By now it’s a given that Uber will expand into to every major metropolis under the sun. But if you suspected it would slow down after hitting all the obvious spots in Asia, think again – the company is hiring in 12 smaller cities across greater China.
According to a post on LinkedIn, Uber is looking for general managers, operations managers, and community managers (that’s the core triad for each team) in Chongqing, Nanjing, Chengdu, Wuhan, Hangzhou, Tianjin, Qingdao, Ningbo, and Suzhou. It’s also looking for staff in Kaohsiung and Taichung for Taiwan, along with Macau.

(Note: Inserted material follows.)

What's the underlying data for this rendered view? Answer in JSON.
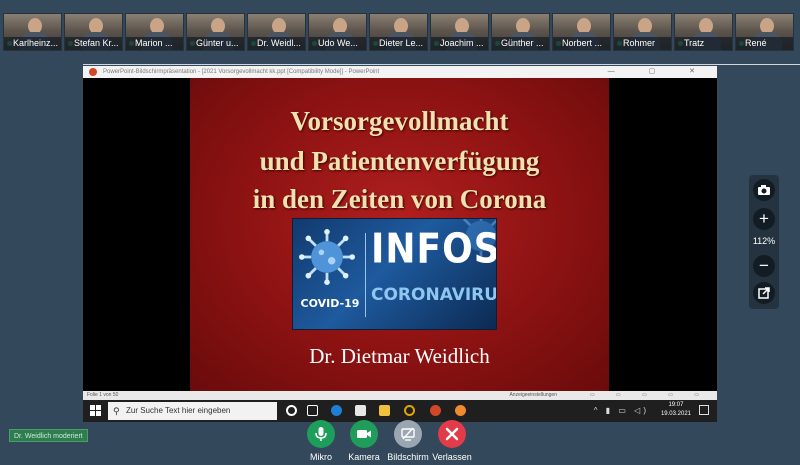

Uber currently has offices in Hong Kong and in four cities in the mainland – Beijing, Shanghai, Guangzhou, and Shenzhen. There, it competes with like-minded domestic startup Yongche, along with taxi-hailing startups Didi Dache and Kuaidi Dache. To date, while Chinese municipal authorities have threatened to crack down on Didi, Kuaidi, and taxi-oriented transportation network companies (TNCs) on various occasions, we’ve yet to hear about any serious clashes between the government and companies like Uber and Yongche.

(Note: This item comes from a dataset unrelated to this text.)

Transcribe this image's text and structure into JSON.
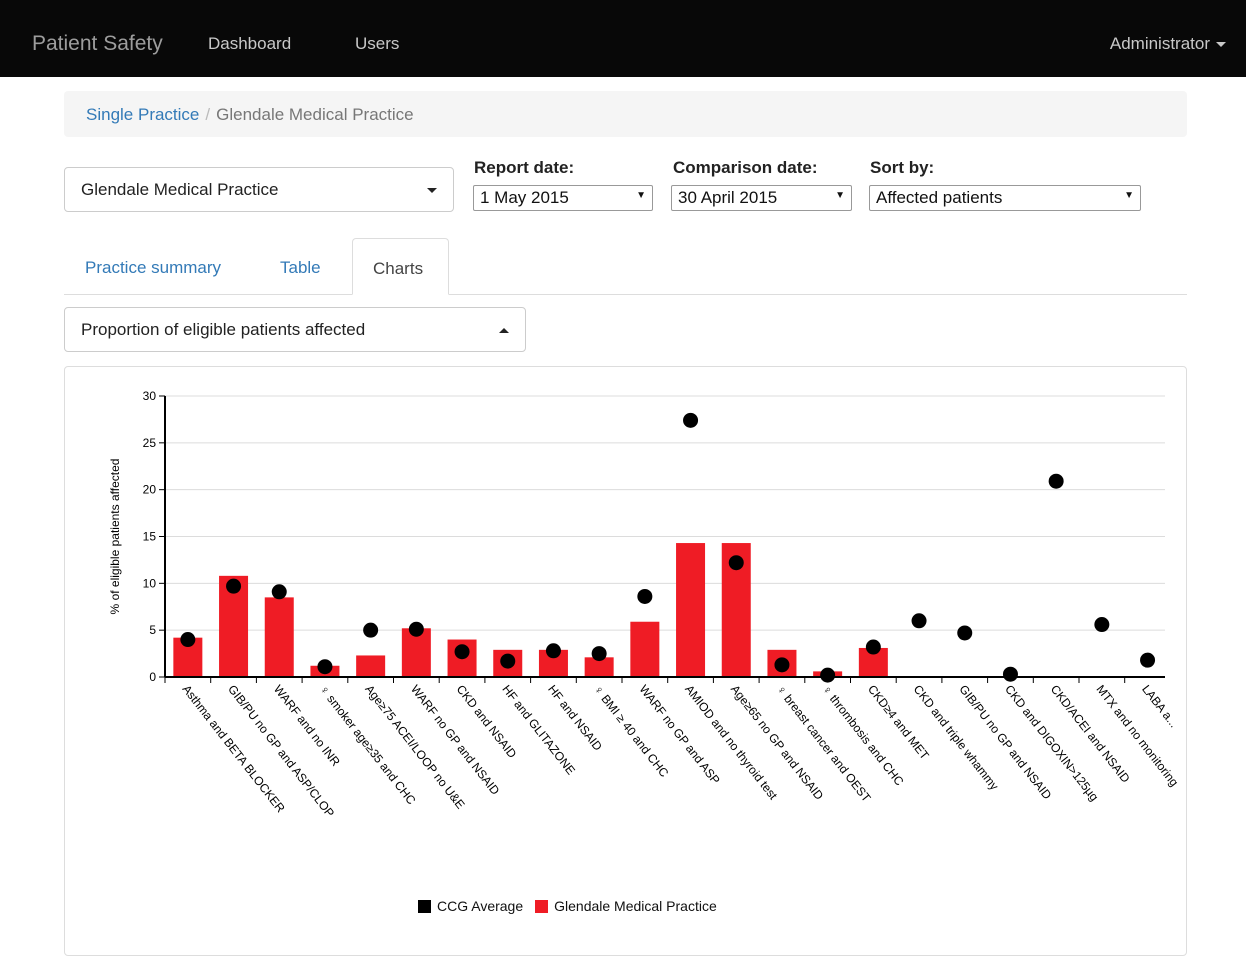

In Taipei, however, where Uber introduced its low-cost UberX service tier in May, taxi drivers and municipal authorities have taken notice. According to Taiwan tech blog Inside, last week representatives from Taipei’s cab union accused Uber of operating taxi services without a license. But Taiwan’s Ministry of Transportation issued a quick response stating that as long as Uber drivers retain proper licensing remain transparent about pricing, Uber cannot be considered illegal (though the ministry did admit the service toes the line of legality). In Taipei, UberX drivers hold commercial licenses to levy passengers, unlike cities like San Francisco, where ordinary Joes and Janes can become drivers provided they pass background checks. Base fares for UberX in Taipei begin at NT$50 (about US$1.70), below the already affordable base fare of NT$70 (about US$2.35) for yellow cabs.